Of course, this isn’t a particularly cheery work – there’s no getting around that. It’s a dark, gripping story, full of unnerving emotional depths. On the other hand, the impact of Wozzeck will leave you stunned and deeply moved. If you love great drama, whether onstage or onscreen, Wozzeck is your perfect entry point to opera.
Wozzeck overwhelmed me for the first time more than 40 years ago. I remember seeing it as a teenager at Covent Garden in London, at a time when I was beginning to get completely hooked on the glories of this art form. I’d never experienced anything like Wozzeck, and it remains a piece that, in my view, makes a unique impact. It’s very short, and both dramatic and romantic at the same time. The brilliance with which every scene is constructed, the devastation of the title character in understanding the betrayal of the woman he loves, the final catastrophe that overtakes them both – all of this stays with you forever. It unfolds to riveting, astoundingly imaginative music.

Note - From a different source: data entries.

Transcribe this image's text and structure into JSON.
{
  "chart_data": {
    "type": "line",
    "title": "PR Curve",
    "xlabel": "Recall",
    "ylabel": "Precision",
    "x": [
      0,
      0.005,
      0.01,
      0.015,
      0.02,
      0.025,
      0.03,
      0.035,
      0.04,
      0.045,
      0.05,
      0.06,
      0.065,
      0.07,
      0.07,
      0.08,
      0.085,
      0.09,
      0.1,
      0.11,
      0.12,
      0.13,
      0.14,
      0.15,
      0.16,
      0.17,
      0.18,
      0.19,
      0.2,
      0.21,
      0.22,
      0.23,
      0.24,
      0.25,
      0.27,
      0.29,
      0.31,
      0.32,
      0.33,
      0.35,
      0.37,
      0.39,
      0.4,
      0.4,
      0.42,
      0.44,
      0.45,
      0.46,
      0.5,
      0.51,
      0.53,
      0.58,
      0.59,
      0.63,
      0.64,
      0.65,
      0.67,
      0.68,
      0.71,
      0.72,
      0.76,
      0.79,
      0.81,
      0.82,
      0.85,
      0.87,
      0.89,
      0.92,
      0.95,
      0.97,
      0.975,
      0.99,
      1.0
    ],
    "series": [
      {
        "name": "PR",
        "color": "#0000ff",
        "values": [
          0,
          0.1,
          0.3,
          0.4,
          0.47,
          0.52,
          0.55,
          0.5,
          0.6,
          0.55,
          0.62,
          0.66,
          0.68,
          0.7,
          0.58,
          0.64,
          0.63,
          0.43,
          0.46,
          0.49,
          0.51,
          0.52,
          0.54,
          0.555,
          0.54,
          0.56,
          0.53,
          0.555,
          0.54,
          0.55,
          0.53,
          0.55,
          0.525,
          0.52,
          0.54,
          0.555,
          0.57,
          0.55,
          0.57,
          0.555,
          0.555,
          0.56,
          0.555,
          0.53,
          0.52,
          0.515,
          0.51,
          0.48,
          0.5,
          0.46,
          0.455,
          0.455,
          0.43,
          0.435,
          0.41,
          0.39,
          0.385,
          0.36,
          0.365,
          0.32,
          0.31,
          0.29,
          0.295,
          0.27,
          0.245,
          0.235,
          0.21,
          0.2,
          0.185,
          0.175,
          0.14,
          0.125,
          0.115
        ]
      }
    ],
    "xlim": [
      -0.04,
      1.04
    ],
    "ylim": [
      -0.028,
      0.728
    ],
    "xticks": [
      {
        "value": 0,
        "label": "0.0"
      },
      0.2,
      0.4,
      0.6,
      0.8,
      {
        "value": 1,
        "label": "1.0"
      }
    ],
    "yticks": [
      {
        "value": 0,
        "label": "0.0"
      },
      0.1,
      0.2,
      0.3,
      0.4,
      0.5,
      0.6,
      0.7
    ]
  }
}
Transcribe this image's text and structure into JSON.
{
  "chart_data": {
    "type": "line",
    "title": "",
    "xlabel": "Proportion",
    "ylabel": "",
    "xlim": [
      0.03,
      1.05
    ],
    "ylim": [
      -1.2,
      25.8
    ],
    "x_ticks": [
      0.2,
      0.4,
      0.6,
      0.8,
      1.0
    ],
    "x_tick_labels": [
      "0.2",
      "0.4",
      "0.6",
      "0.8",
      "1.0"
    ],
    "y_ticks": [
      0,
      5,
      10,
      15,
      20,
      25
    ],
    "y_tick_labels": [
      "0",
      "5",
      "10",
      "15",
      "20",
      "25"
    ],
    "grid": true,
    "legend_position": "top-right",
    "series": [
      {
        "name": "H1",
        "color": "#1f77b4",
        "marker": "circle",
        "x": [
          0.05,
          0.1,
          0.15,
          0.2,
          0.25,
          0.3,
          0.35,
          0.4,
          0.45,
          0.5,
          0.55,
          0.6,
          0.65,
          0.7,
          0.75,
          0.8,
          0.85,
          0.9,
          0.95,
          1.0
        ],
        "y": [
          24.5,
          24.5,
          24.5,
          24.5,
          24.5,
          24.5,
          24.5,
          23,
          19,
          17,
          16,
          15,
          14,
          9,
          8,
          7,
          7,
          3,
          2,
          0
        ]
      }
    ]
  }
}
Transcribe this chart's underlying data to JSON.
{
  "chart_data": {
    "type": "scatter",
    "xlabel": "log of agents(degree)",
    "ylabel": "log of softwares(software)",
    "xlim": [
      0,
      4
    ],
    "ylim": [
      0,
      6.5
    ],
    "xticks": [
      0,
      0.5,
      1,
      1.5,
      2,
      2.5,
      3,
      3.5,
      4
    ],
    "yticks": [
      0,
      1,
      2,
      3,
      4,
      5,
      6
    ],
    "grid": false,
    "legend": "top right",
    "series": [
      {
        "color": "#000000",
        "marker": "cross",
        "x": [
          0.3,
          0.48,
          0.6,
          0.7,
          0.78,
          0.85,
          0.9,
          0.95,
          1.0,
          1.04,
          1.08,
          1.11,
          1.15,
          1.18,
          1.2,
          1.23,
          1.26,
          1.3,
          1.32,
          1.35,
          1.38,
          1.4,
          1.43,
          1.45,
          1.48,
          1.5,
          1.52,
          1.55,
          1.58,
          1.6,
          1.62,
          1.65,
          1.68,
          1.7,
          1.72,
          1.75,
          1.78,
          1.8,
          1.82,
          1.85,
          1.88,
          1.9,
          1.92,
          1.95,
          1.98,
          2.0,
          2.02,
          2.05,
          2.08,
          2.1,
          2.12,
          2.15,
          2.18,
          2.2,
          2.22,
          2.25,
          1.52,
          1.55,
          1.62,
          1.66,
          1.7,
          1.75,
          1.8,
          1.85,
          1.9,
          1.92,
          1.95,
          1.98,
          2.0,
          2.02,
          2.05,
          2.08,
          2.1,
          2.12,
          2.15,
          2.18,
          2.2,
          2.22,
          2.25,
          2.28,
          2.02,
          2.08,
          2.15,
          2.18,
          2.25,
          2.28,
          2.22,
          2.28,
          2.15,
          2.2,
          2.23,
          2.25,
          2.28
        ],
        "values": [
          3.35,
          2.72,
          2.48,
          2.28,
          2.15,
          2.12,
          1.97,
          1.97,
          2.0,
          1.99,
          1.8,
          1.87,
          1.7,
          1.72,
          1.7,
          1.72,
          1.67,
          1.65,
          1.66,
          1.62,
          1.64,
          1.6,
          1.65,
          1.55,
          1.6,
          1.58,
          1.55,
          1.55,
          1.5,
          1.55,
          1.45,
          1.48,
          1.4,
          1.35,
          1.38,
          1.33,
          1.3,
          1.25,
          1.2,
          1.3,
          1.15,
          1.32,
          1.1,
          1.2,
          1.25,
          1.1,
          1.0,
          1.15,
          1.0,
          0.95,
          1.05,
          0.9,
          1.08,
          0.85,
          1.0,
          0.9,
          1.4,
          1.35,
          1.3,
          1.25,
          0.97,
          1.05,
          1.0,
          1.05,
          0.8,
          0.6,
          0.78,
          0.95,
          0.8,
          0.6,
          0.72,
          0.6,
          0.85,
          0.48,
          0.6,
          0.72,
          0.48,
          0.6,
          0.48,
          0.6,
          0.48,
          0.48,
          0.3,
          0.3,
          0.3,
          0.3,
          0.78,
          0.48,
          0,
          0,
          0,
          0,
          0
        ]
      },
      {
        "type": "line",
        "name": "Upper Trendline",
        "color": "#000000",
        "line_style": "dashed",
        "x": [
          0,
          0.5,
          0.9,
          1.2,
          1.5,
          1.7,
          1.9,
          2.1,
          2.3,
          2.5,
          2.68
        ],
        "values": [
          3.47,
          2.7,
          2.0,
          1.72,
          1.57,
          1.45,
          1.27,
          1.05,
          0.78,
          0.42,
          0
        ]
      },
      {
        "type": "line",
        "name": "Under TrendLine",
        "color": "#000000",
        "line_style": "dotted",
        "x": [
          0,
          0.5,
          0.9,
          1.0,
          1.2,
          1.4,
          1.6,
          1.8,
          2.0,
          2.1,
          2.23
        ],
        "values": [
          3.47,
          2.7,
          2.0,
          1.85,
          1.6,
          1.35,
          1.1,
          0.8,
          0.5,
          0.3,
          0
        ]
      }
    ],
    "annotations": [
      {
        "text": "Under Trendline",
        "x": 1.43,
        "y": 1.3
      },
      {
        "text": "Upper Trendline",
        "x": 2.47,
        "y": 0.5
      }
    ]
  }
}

Conducting Wozzeck requires the abilities of a superbly skilled and profoundly expressive musician. We’re exceedingly fortunate that our music director, Sir Andrew Davis, will be on the podium for this production. Berg’s music is one of his great passions, and he’s conducted it all over the world with great distinction. The only major work of Berg that Sir Andrew has yet to conduct is Wozzeck, which he has longed to do for many years. It will be enormously exciting for all of us to share what is unquestionably a hugely significant milestone in his operatic career.
Sir David McVicar is an immensely distinguished director whose work has been seen at Lyric repeatedly and with consistently outstanding success over a period of nearly 15 years. When Sir David discussed his approach to Wozzeck with me, I was impressed by the fact that he is treating it as a romantic story. He has set the opera at the end of World War I, in the aftermath of that great destructive conflict, presenting characters affected in widely different ways by the traumas of contemporary society.
Lyric has welcomed the greatest artists in the world for more than six decades. While giving extraordinarily talented young singers major opportunities (notably members of our Ryan Opera Center, several of whom are performing in Wozzeck), we continue to relish visits from eminent artists internationally and give them rewarding opportunities for Lyric debuts. No fewer than five important European singers in Wozzeck – Tomasz Konieczny, Angela Denoke, Stefan Vinke, Gerhard Siegel, and Brindley Sherratt – are all new to Lyric this season, and I couldn’t be more excited about that.
After seeing and hearing Wozzeck at Lyric, I know you’ll agree with me that the superb talents involved in this new production have created an unforgettable piece of music theater, doing full justice to the genius of Alban Berg.